Un'altra novità portata dal decreto suscita alcune perplessità. Ad oggi il d.lgs. 81/08, il Testo Unico sulla Sicurezza sul Lavoro, prevede che un lavoratore che sia rimasto assente dal lavoro per malattia per un periodo eccedente 60 giorni, debba essere sottoposto a una visita medica d'idoneità alla mansione. Si vuole infatti essere certi che al momento del rientro al lavoro non vi siano situazioni che possano esporlo a un rischio sul lavoro per effetto della patologia intercorso durante l’assenza. Il Decreto elimina l’obbligatorietà di tale verifica e lascia al medico competente la facoltà di non visitare il lavoratore prima della ripresa del lavoro, esprimendo così giudizio di idoneità alla mansione specifica senza un effettivo controllo sullo stato di salute e sulla compatibilità dello stesso con la mansione specifica. Questa modifica non è di poco conto. Il datore di lavoro non ha modo di richiedere una visita medica straordinaria e non conosce la patologia da cui è affetto il dipendente appena rientrato al lavoro, che giustamente ha diritto a tutelare la sua privacy. Il rischio che si corre, con l'introduzione di questa modifica è che, venendo a mancare l'obbligatorietà della visita, vi sia una riduzione di tutela della salute del dipendente.

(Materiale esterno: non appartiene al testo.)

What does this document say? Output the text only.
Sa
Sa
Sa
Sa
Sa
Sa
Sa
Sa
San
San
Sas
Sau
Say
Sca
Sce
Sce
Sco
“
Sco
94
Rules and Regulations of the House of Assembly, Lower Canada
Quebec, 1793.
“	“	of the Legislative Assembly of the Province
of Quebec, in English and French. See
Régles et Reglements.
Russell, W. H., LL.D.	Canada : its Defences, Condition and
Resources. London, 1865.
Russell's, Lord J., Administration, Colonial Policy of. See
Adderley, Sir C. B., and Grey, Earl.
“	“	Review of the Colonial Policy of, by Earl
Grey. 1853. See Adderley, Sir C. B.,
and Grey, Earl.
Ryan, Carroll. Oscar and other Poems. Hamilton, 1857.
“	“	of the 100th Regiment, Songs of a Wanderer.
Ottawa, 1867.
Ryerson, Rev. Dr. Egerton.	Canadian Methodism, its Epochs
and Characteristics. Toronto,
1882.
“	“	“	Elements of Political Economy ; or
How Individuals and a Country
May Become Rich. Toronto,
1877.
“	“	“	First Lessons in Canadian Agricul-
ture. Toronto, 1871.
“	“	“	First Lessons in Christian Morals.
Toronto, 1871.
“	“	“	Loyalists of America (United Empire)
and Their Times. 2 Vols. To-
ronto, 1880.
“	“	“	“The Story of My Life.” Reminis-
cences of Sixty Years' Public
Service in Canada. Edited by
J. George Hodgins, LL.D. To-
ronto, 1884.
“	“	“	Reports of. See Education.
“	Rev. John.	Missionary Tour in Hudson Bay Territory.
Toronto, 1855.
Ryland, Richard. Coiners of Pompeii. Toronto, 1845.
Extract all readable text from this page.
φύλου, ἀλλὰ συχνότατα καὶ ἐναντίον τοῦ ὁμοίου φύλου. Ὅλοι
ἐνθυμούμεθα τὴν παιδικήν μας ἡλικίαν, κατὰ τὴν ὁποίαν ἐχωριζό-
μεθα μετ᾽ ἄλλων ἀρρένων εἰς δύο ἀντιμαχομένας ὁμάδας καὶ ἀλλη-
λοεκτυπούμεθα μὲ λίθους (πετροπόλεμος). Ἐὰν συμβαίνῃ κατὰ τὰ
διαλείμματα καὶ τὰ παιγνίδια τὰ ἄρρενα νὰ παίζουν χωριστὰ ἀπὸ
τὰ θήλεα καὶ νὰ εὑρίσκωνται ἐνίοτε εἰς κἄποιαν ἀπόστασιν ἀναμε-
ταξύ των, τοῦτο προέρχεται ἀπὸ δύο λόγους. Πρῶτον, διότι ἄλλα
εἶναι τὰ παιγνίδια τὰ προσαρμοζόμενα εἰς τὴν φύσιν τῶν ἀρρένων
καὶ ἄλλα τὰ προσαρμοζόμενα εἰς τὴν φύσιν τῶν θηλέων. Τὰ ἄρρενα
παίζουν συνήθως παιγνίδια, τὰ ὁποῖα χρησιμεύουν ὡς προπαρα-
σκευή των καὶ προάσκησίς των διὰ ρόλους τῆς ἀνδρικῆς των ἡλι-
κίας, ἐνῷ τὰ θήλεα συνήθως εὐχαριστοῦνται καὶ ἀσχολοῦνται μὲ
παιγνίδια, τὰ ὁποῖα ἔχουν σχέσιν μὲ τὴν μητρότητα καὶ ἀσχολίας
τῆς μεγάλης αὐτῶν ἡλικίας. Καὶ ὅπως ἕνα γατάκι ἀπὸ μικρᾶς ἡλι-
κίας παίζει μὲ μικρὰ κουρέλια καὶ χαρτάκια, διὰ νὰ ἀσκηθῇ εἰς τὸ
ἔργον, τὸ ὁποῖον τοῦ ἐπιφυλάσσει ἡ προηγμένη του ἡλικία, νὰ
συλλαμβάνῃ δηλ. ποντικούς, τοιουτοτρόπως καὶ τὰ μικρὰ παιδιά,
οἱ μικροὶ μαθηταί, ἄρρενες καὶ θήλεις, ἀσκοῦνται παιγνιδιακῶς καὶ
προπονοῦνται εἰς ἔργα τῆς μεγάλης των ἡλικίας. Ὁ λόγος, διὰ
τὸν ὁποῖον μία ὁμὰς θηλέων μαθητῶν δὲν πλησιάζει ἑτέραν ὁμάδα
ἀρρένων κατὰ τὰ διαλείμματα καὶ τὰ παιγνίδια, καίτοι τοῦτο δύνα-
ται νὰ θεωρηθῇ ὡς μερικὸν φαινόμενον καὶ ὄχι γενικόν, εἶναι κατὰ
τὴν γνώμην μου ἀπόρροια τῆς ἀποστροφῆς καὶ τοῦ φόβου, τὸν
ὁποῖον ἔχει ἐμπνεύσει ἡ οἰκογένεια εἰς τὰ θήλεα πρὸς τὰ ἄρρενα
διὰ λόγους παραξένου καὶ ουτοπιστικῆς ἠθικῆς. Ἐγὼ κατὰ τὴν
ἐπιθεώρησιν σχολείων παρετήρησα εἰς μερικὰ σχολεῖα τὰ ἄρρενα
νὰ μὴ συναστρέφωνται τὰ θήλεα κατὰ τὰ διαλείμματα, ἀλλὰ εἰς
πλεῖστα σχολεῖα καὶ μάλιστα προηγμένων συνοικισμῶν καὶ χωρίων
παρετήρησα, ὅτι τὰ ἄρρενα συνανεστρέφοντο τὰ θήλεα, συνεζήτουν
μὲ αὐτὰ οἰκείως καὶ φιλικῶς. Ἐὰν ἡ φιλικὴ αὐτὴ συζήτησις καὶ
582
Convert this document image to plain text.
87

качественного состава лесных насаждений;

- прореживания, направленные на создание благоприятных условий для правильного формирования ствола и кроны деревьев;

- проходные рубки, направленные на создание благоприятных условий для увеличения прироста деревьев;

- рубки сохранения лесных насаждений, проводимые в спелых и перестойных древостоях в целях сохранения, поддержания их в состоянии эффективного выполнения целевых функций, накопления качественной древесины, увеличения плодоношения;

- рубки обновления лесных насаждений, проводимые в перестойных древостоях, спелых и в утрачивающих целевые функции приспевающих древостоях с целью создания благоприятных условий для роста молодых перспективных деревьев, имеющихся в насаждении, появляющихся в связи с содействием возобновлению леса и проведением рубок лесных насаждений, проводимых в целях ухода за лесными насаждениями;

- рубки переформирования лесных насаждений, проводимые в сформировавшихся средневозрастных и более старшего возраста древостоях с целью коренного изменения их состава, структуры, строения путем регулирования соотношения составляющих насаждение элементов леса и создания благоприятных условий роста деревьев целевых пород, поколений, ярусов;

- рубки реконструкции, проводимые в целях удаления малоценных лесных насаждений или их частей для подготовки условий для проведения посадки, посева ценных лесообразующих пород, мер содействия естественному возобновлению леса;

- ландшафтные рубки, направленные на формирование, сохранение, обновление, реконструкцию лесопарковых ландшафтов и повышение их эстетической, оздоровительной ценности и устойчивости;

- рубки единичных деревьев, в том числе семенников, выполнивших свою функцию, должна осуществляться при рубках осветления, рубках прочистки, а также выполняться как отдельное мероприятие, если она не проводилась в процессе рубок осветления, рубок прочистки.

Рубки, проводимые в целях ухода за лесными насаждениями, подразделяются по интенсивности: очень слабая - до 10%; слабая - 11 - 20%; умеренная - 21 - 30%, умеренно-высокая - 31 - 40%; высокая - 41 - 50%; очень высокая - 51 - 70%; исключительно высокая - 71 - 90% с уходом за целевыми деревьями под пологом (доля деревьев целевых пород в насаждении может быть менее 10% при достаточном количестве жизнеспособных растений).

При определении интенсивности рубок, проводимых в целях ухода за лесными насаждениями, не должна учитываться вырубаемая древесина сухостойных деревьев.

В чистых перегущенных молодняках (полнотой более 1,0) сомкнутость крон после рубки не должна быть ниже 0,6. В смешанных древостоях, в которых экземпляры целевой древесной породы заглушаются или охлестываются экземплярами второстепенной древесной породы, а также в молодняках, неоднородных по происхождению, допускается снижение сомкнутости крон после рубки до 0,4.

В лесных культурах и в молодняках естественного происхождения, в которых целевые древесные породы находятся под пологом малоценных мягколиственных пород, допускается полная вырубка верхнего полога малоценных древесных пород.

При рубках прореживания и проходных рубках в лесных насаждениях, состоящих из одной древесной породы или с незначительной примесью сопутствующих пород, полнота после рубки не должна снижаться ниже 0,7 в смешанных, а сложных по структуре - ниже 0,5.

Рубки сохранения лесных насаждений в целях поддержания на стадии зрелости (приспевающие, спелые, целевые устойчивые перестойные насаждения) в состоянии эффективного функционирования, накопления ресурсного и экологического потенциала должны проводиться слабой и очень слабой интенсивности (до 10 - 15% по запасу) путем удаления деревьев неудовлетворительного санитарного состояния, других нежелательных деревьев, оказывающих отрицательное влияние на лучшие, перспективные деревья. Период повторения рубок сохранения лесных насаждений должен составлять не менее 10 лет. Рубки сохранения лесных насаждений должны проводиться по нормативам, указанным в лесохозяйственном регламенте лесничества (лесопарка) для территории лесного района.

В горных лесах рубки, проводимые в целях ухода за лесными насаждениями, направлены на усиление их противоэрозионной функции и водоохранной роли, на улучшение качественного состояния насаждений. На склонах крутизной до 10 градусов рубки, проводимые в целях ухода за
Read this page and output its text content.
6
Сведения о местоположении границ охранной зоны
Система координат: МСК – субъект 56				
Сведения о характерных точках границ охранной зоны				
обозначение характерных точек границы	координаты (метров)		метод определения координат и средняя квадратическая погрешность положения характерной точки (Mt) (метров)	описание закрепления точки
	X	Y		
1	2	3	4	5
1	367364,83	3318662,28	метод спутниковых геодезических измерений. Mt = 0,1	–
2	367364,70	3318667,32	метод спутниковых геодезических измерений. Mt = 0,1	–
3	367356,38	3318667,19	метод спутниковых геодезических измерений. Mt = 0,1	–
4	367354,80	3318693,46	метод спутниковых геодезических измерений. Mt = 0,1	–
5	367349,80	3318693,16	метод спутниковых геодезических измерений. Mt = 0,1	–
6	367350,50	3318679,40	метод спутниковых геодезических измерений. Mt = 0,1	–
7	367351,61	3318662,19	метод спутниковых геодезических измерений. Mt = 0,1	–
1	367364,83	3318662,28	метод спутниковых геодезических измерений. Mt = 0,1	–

Laddove, infatti, il medico non ritenga effettuare alcun controllo, il dipendente tornerà a svolgere le sue abituali mansioni magari correndo un rischio di una conseguenza sulla sua salute. I datori di lavoro dovranno sicuramente adottare iniziative organizzative interne di sensibilizzazione dei medici competenti per cercare di mitigare questo rischio.